Mas aquilo que era para ser um
movimento renovador, histórico, dialético, abarcou de forma igualmente radical todos
que se sentiam sufocados, e acabou por gerar
uma outra esclerose coletiva em sentido oposto: Toda a essência de
transcendência, toda a dimensão essencial de onde jorram os princípios da ética
foi reprimida em nome da ciência e do
mundo materialista.
Nascia o apego cego ao progresso
tecnocientífico, sem a contrapartida da transcendência, da espiritualidade, do
divino. E um novo tipo de trevas se abateu sobre os tempos modernos. A
preponderância da matéria sobre o espírito.
E, hoje, a alienação e a desumanização se alastram pelos diversos campos
da sociedade, contaminando a tudo e a todos.
Vivemos tempos frios, comportamentos desleais e de pura indiferença diante do
essencial.
Nesse cenário de busca desenfreada
pelas aparências e de desrespeito ao outro, esse mesmo paradigma materialista e
frio alastrou-se pelo mundo profissional, contaminando todas as carreiras que
permeiam a sociedade, desembocando, inequivocamente, no Direito, que regula, de
forma tácita ou expressa, desde os seus primórdios, toda a vida em sociedade, e
que vive seus momentos de permanente instabilidade, norteado, igualmente, por parâmetros
sócio-histórico-culturais que refletem as tendências do mundo.
A partir da supervalorização do que
é material, do que é exterior, do que é aparente, os operadores do direito de
todas as esferas e matizes, mais especificamente os membros do Ministério
Público, os Juízes e os Desembargadores,
engalanaram-se com as capas da divindade, cobriram-se com os louros da
ostentação e passaram a brandir o cetro da verdade, como se de seu âmago brotasse, inquestionável, a
palavra final.
Julgando-se, a si mesmos, eternos
detentores do privilégio cognitivo, passaram a exercer um poder discricionário
judicial, um “decisionismo” ostensivo, que sufoca, inevitavelmente, muitas
vezes, a democracia da soberania popular exercida pelas leis, que devem ser
interpretadas sem contrariedade à ideologia legal.
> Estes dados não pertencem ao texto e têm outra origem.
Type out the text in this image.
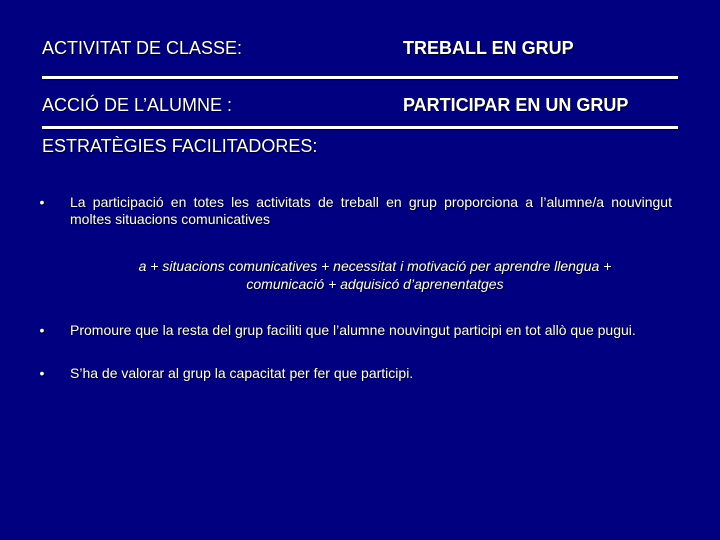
ACTIVITAT DE CLASSE:	TREBALL EN GRUP
ACCIÓ DE L’ALUMNE :	PARTICIPAR EN UN GRUP
ESTRATÈGIES FACILITADORES:
• La participació en totes les activitats de treball en grup proporciona a l’alumne/a nouvingut moltes situacions comunicatives
a + situacions comunicatives + necessitat i motivació per aprendre llengua +
comunicació + adquisicó d’aprenentatges
• Promoure que la resta del grup faciliti que l’alumne nouvingut participi en tot allò que pugui.
• S’ha de valorar al grup la capacitat per fer que participi.
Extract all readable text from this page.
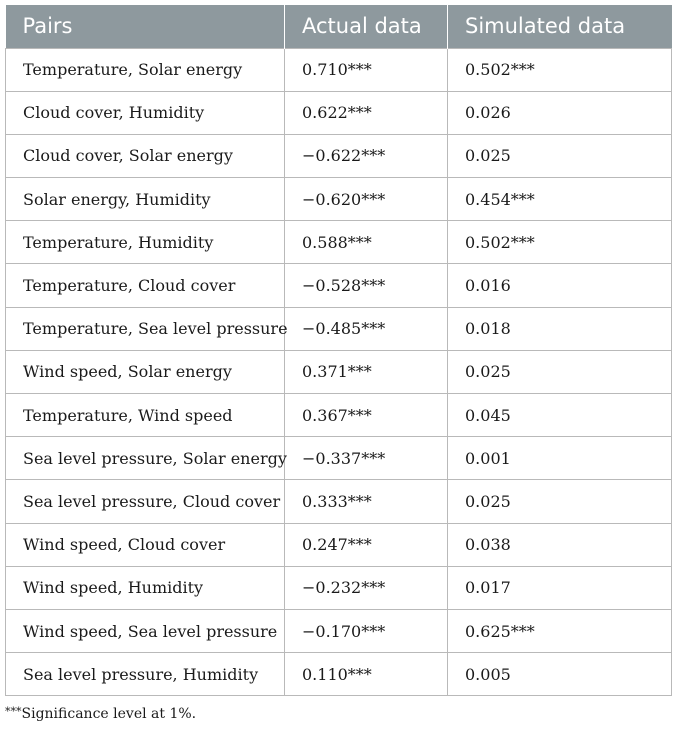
Pairs	Actual data	Simulated data
Temperature, Solar energy	0.710***	0.502***
Cloud cover, Humidity	0.622***	0.026
Cloud cover, Solar energy	−0.622***	0.025
Solar energy, Humidity	−0.620***	0.454***
Temperature, Humidity	0.588***	0.502***
Temperature, Cloud cover	−0.528***	0.016
Temperature, Sea level pressure	−0.485***	0.018
Wind speed, Solar energy	0.371***	0.025
Temperature, Wind speed	0.367***	0.045
Sea level pressure, Solar energy	−0.337***	0.001
Sea level pressure, Cloud cover	0.333***	0.025
Wind speed, Cloud cover	0.247***	0.038
Wind speed, Humidity	−0.232***	0.017
Wind speed, Sea level pressure	−0.170***	0.625***
Sea level pressure, Humidity	0.110***	0.005
***Significance level at 1%.
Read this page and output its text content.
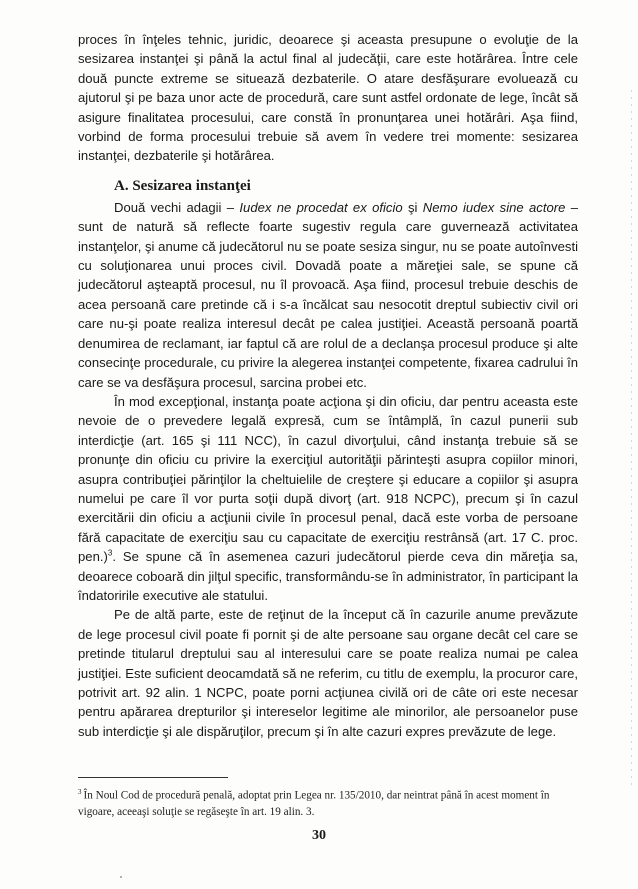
proces în înţeles tehnic, juridic, deoarece şi aceasta presupune o evoluţie de la sesizarea instanţei şi până la actul final al judecăţii, care este hotărârea. Între cele două puncte extreme se situează dezbaterile. O atare desfăşurare evoluează cu ajutorul şi pe baza unor acte de procedură, care sunt astfel ordonate de lege, încât să asigure finalitatea procesului, care constă în pronunţarea unei hotărâri. Aşa fiind, vorbind de forma procesului trebuie să avem în vedere trei momente: sesizarea instanţei, dezbaterile şi hotărârea.

A. Sesizarea instanţei

Două vechi adagii – Iudex ne procedat ex oficio şi Nemo iudex sine actore – sunt de natură să reflecte foarte sugestiv regula care guvernează activitatea instanţelor, şi anume că judecătorul nu se poate sesiza singur, nu se poate autoînvesti cu soluţionarea unui proces civil. Dovadă poate a măreţiei sale, se spune că judecătorul aşteaptă procesul, nu îl provoacă. Aşa fiind, procesul trebuie deschis de acea persoană care pretinde că i s-a încălcat sau nesocotit dreptul subiectiv civil ori care nu-şi poate realiza interesul decât pe calea justiţiei. Această persoană poartă denumirea de reclamant, iar faptul că are rolul de a declanşa procesul produce şi alte consecinţe procedurale, cu privire la alegerea instanţei competente, fixarea cadrului în care se va desfăşura procesul, sarcina probei etc.

În mod excepţional, instanţa poate acţiona şi din oficiu, dar pentru aceasta este nevoie de o prevedere legală expresă, cum se întâmplă, în cazul punerii sub interdicţie (art. 165 şi 111 NCC), în cazul divorţului, când instanţa trebuie să se pronunţe din oficiu cu privire la exerciţiul autorităţii părinteşti asupra copiilor minori, asupra contribuţiei părinţilor la cheltuielile de creştere şi educare a copiilor şi asupra numelui pe care îl vor purta soţii după divorţ (art. 918 NCPC), precum şi în cazul exercitării din oficiu a acţiunii civile în procesul penal, dacă este vorba de persoane fără capacitate de exerciţiu sau cu capacitate de exerciţiu restrânsă (art. 17 C. proc. pen.)$^3$. Se spune că în asemenea cazuri judecătorul pierde ceva din măreţia sa, deoarece coboară din jilţul specific, transformându-se în administrator, în participant la îndatoririle executive ale statului.

Pe de altă parte, este de reţinut de la început că în cazurile anume prevăzute de lege procesul civil poate fi pornit şi de alte persoane sau organe decât cel care se pretinde titularul dreptului sau al interesului care se poate realiza numai pe calea justiţiei. Este suficient deocamdată să ne referim, cu titlu de exemplu, la procuror care, potrivit art. 92 alin. 1 NCPC, poate porni acţiunea civilă ori de câte ori este necesar pentru apărarea drepturilor şi intereselor legitime ale minorilor, ale persoanelor puse sub interdicţie şi ale dispăruţilor, precum şi în alte cazuri expres prevăzute de lege.

$^3$ În Noul Cod de procedură penală, adoptat prin Legea nr. 135/2010, dar neintrat până în acest moment în vigoare, aceeaşi soluţie se regăseşte în art. 19 alin. 3.

30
Podemos dizer que, hoje, a sociedade
clama por membros do Ministério Público e Magistrados que não detenham somente
conhecimento teórico, ou técnico, mas que possuam, mais que isso, uma
consciência social capaz de humanizar a justiça.
A sociedade clama por operadores do Direito que cedam espaço a
uma Justiça concreta, verdadeira, efetivamente justa, mais próxima dos
jurisdicionados, e não uma Justiça distante, midiática, acomodada em padrões
repetidos de “verdades” pessoais inquestionáveis.
É direito constitucional do cidadão,
em nossa legislação pátria, o respeito integral aos direitos fundamentais da
pessoa, e, dentre eles, o direito de acesso ao Judiciário, sendo totalmente
inaceitáveis algumas práticas que vêm contrariando o Estado Democrático de
Direito.
O cidadão necessita acesso confiável
ao Judiciário, e isso demanda um novo modelo de Juiz, mais preocupado com a
realidade social e com a aplicação serena dos preceitos constitucionais. O
cidadão precisa de membros do Ministério Público, Juízes e Desembargadores que
não se comportem como se fossem semideuses, que não se suponham acima do bem e
do mal, não se pensem invencíveis ou inquestionáveis, e que, sobretudo, possam
olhar com isenção e sem os holofotes da mídia, a situação que lhes for posta à
análise.
A preparação dos membros do
Ministério Público e dos Magistrados, hoje, deveria passar por séria avaliação
psicológica, psicotécnica e vocacional, pois só exerce bem seu cargo quem tem
amor por ele, quem tem equilíbrio emocional, quem tem, enfim, vocação para
exercê-lo. Só quem ama o que faz, é capaz de cumprir com magnitude, verdade
e dedicação sua missão.
Não bastam conhecimentos teóricos. O
Juiz deve ter conhecimentos culturais, sociológicos, econômicos e políticos,
para que suas decisões não se distanciem da realidade social.
O que se vê, atualmente, são Membros
do Ministério Público e Magistrados de todas as instâncias, com conhecimentos
que os faz suporem-se quase divinos, mas completamente destituídos de
serenidade, equilíbrio, humildade, e, acima de tudo, sem um real senso de
responsabilidade com a verdadeira Justiça.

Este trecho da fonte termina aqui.